I’ve never had a meal that she’s cooked that wasn’t delicious, even food I don’t normally enjoy, like cooked bell peppers. Even cheese sandwiches. My grandpa used to sit at the end of the table relishing his meals, eating his salad right out of the serving bowl when everyone had had theirs. He loved her cooking. He loved her big, beautiful heart, the home and family she created for him. When he rolled his eyes at her, something she said or did, it was the most loving annoyance I’ve ever seen, to this day. Like he loved even the things he didn’t love about her.

She took exquisite care of my Grandpa their whole marriage, even when he didn’t deserve it, even when he turned off his hearing aid, even when he was gruff and dismissive, even when he lay dying and she held his hand and patted it with her other.

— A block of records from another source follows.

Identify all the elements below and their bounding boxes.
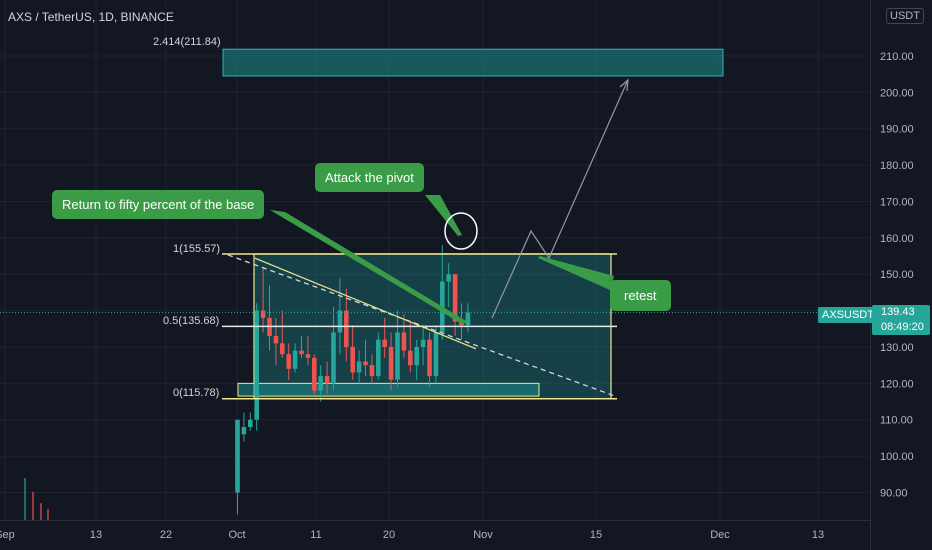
candle-body: [452, 274, 458, 322]
y-tick-label: 120.00: [880, 378, 914, 390]
callout-pointer-pivot: [425, 195, 462, 236]
candle-body: [318, 376, 323, 391]
y-tick-label: 150.00: [880, 269, 914, 281]
fib-label-2414: 2.414(211.84): [153, 36, 221, 48]
volume-bars: [24, 478, 49, 520]
callout-pointer-retest: [538, 256, 614, 290]
y-tick-label: 110.00: [880, 415, 913, 427]
callout-retest[interactable]: retest: [610, 280, 671, 311]
candle-body: [363, 361, 368, 366]
candle-body: [280, 343, 285, 355]
x-tick-label: Nov: [473, 529, 493, 541]
candle-body: [408, 350, 413, 366]
volume-bar: [24, 478, 26, 520]
candle-body: [312, 357, 317, 391]
last-price-tag: 139.43 08:49:20: [872, 305, 930, 335]
volume-bar: [32, 492, 34, 520]
candle-body: [395, 332, 400, 380]
candle-body: [465, 312, 471, 326]
candle-body: [324, 376, 330, 384]
candle-body: [433, 332, 439, 377]
symbol-price-tag: AXSUSDT: [818, 307, 878, 323]
fib-label-05: 0.5(135.68): [163, 315, 220, 327]
currency-unit-badge[interactable]: USDT: [886, 8, 924, 24]
candle-countdown: 08:49:20: [881, 321, 924, 333]
x-axis: Sep 13 22 Oct 11 20 Nov 15 Dec 13: [0, 520, 870, 541]
candle-body: [401, 332, 407, 351]
candle-body: [420, 339, 426, 347]
candle-body: [388, 346, 394, 380]
descending-trendline: [254, 257, 477, 350]
candle-body: [382, 339, 387, 347]
volume-bar: [47, 508, 49, 520]
y-tick-label: 90.00: [880, 488, 908, 500]
candle-body: [369, 365, 375, 377]
y-tick-label: 200.00: [880, 87, 914, 99]
candles: [235, 245, 471, 515]
x-tick-label: 11: [310, 529, 321, 541]
candle-body: [350, 346, 355, 373]
candle-body: [427, 339, 432, 377]
candle-body: [292, 350, 298, 369]
candle-body: [356, 361, 362, 373]
candle-body: [305, 354, 311, 358]
candle-body: [414, 346, 419, 366]
candle-body: [337, 310, 343, 333]
fib-label-1: 1(155.57): [173, 243, 221, 255]
candle-body: [286, 354, 291, 369]
dashed-trendline: [227, 254, 618, 398]
x-tick-label: 13: [90, 529, 102, 541]
x-tick-label: Sep: [0, 529, 15, 541]
candle-body: [254, 310, 259, 420]
x-tick-label: 20: [383, 529, 395, 541]
chart-title: AXS / TetherUS, 1D, BINANCE: [8, 10, 174, 24]
x-tick-label: 13: [812, 529, 824, 541]
pivot-circle: [444, 212, 478, 250]
callout-pointer-fifty: [270, 210, 468, 324]
target-zone: [222, 48, 724, 77]
candle-body: [248, 419, 253, 428]
y-tick-label: 100.00: [880, 451, 914, 463]
y-tick-label: 180.00: [880, 160, 914, 172]
x-tick-label: Oct: [228, 529, 245, 541]
candle-body: [344, 310, 349, 347]
callout-attack-pivot[interactable]: Attack the pivot: [315, 163, 424, 192]
projection-path: [491, 81, 628, 319]
candle-body: [331, 332, 336, 384]
y-tick-label: 170.00: [880, 196, 914, 208]
x-tick-label: 22: [160, 529, 172, 541]
callout-return-fifty[interactable]: Return to fifty percent of the base: [52, 190, 265, 219]
candle-body: [260, 310, 266, 318]
x-tick-label: Dec: [710, 529, 730, 541]
last-price-value: 139.43: [881, 306, 915, 318]
y-tick-label: 210.00: [880, 51, 914, 63]
candle-body: [235, 419, 240, 493]
y-tick-label: 130.00: [880, 342, 914, 354]
projection-arrowhead: [619, 78, 629, 92]
volume-bar: [40, 503, 42, 520]
drawings: [0, 78, 870, 400]
y-tick-label: 160.00: [880, 233, 914, 245]
y-axis: 90.00100.00110.00120.00130.00140.00150.0…: [870, 0, 914, 550]
fib-label-0: 0(115.78): [173, 387, 220, 399]
candle-body: [376, 339, 381, 377]
candle-body: [446, 274, 451, 282]
candle-body: [241, 427, 247, 435]
support-zone: [237, 382, 540, 397]
candle-body: [299, 350, 304, 355]
y-tick-label: 190.00: [880, 124, 914, 136]
candle-body: [273, 336, 279, 344]
x-tick-label: 15: [590, 529, 602, 541]
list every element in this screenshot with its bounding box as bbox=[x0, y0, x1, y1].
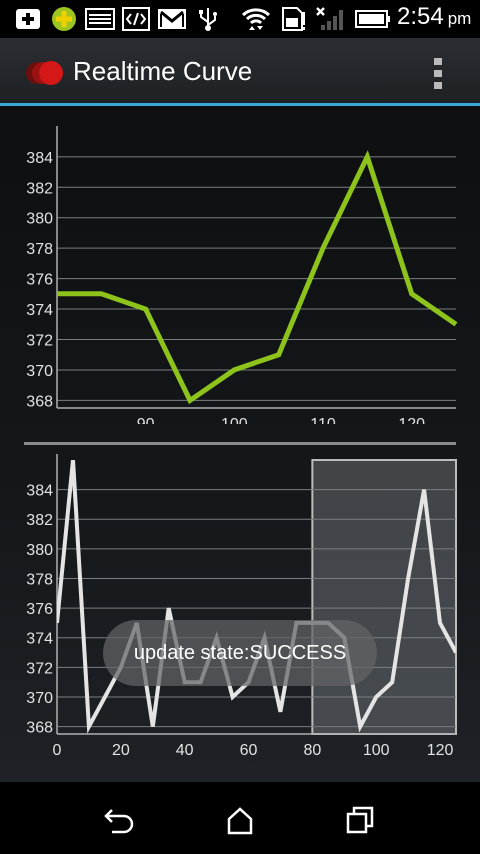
series-line bbox=[57, 150, 458, 405]
y-tick-label: 378 bbox=[26, 571, 53, 588]
y-tick-label: 376 bbox=[26, 601, 53, 618]
gallery-icon bbox=[85, 8, 115, 30]
clock-ampm: pm bbox=[447, 9, 472, 28]
gmail-icon bbox=[158, 9, 186, 29]
overview-chart[interactable]: 368 370 372 374 376 378 380 382 384 0 20 40 60 80 100 1… bbox=[0, 454, 480, 774]
x-tick-label: 110 bbox=[310, 416, 336, 424]
y-tick-label: 382 bbox=[26, 180, 53, 197]
y-tick-label: 370 bbox=[26, 363, 53, 380]
app-title: Realtime Curve bbox=[73, 56, 253, 86]
realtime-chart: 368 370 372 374 376 378 380 382 384 90 100 110 120 bbox=[0, 124, 480, 424]
x-tick-label: 60 bbox=[240, 742, 258, 759]
y-tick-label: 370 bbox=[26, 690, 53, 707]
y-tick-label: 372 bbox=[26, 660, 53, 677]
home-icon[interactable] bbox=[210, 798, 270, 840]
add-notification-icon bbox=[16, 9, 40, 29]
x-tick-label: 120 bbox=[398, 416, 425, 424]
toast-message: update state:SUCCESS bbox=[103, 620, 377, 686]
plus-badge-icon bbox=[52, 7, 76, 31]
code-icon bbox=[122, 7, 150, 31]
clock: 2:54 pm bbox=[397, 3, 471, 31]
y-tick-label: 374 bbox=[26, 302, 53, 319]
recents-icon[interactable] bbox=[330, 798, 390, 840]
record-icon[interactable] bbox=[24, 60, 66, 86]
x-tick-label: 40 bbox=[176, 742, 194, 759]
y-tick-label: 378 bbox=[26, 241, 53, 258]
y-tick-label: 380 bbox=[26, 542, 53, 559]
storage-warning-icon bbox=[282, 7, 305, 31]
y-tick-label: 380 bbox=[26, 211, 53, 228]
battery-icon bbox=[355, 10, 390, 28]
y-tick-label: 384 bbox=[26, 483, 53, 500]
wifi-icon bbox=[241, 8, 271, 30]
y-tick-label: 374 bbox=[26, 631, 53, 648]
x-tick-label: 100 bbox=[363, 742, 390, 759]
y-tick-label: 368 bbox=[26, 393, 53, 410]
x-tick-label: 0 bbox=[53, 742, 62, 759]
status-bar: 2:54 pm bbox=[0, 0, 480, 38]
chart-divider bbox=[24, 442, 456, 445]
overflow-menu-icon[interactable] bbox=[424, 56, 452, 90]
clock-time: 2:54 bbox=[397, 3, 444, 30]
y-tick-label: 376 bbox=[26, 272, 53, 289]
nav-bar bbox=[0, 782, 480, 854]
y-tick-label: 368 bbox=[26, 720, 53, 737]
y-tick-label: 372 bbox=[26, 333, 53, 350]
x-tick-label: 90 bbox=[137, 416, 155, 424]
no-signal-icon bbox=[316, 7, 343, 30]
overview-chart-svg[interactable]: 368 370 372 374 376 378 380 382 384 0 20 40 60 80 100 1… bbox=[0, 454, 480, 774]
selection-window bbox=[311, 459, 457, 735]
y-tick-label: 382 bbox=[26, 512, 53, 529]
realtime-chart-svg: 368 370 372 374 376 378 380 382 384 90 100 110 120 bbox=[26, 126, 458, 424]
x-tick-label: 80 bbox=[303, 742, 321, 759]
chart-area: 368 370 372 374 376 378 380 382 384 90 100 110 120 3… bbox=[0, 106, 480, 782]
x-tick-label: 120 bbox=[427, 742, 454, 759]
back-icon[interactable] bbox=[90, 798, 150, 840]
x-tick-label: 100 bbox=[221, 416, 248, 424]
action-bar: Realtime Curve bbox=[0, 38, 480, 106]
usb-icon bbox=[199, 8, 217, 31]
y-tick-label: 384 bbox=[26, 150, 53, 167]
x-tick-label: 20 bbox=[112, 742, 130, 759]
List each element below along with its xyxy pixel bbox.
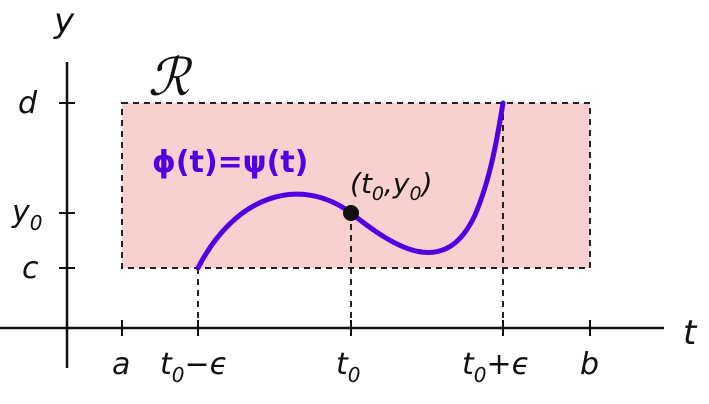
x-tick-label-a: a xyxy=(112,347,130,382)
point-label: (t0,y0) xyxy=(350,167,433,205)
y-tick-label-c: c xyxy=(22,251,39,286)
initial-point xyxy=(343,205,359,221)
x-tick-label-t0-minus-eps: t0−ϵ xyxy=(160,347,228,387)
y-axis-label: y xyxy=(53,1,75,41)
y-tick-label-y0: y0 xyxy=(11,195,43,235)
x-axis-label: t xyxy=(683,313,698,353)
x-tick-label-t0-plus-eps: t0+ϵ xyxy=(462,347,530,387)
region-rectangle xyxy=(121,102,591,269)
solution-curve xyxy=(195,100,506,271)
function-label: ϕ(t)=ψ(t) xyxy=(152,145,308,180)
x-tick-label-b: b xyxy=(580,347,599,382)
x-tick-label-t0: t0 xyxy=(336,347,361,387)
region-label: ℛ xyxy=(148,48,193,108)
y-tick-label-d: d xyxy=(18,86,38,121)
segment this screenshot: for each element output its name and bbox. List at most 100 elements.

She lost her mom, so young, and made an incredible life with her dad. When her husband died just after the war was over, so young, she made an incredible life with my dad. She lost her beloved daughter-in-law, so young, and yet she kept our family afloat when we didn’t know how we’d go on without her.

I can’t imagine how she must have felt when I went into the hospital after trying to kill myself the third time. Or when she heard about Harvey and watched me nearly die from that too. She told me sometimes she wakes up calling for her baby and realizes it’s me. She didn’t lose her son but she’s lost enough to know.

She worries.

She’s got a friend like I have. A life long friend. 8 decades now. They don’t see each other enough anymore but I’ll bet the farm they know each other’s secrets.

I’m sure she has secrets. Truths she’ll never tell, experiences she keeps tucked tightly in her heart. I’d like to know all of them, except the ones that are precious and sacred to her insides. Except the ones she pulls out and basks in when she’s alone because they are just her’s and she’s had so very little that’s just her’s in this life.

I come from a long line of strong women. A long line. She told me the other day how amazing her family is and I said “you started it!” And she did. And she’s kept it going. And she’s taught us everything we know about family and love and work and how to do this life with heart and laughter and courage. She keeps on teaching us and she’ll teach us for the rest of our lives, long long after she’s gone.

My only regret is that we won’t grow to be old ladies together. That when I am her age, I’ll wish I could pat her hand and shake my head and say “oh, I don’t know, Gram.”

I love you Vesta Marie Kilmer Welty Scarano. The eldest and the youngest of my family, you and Harvey, you are my heroes. Thank you for being my Gram and helping me through this treacherous, beautiful, messy, wonderful life.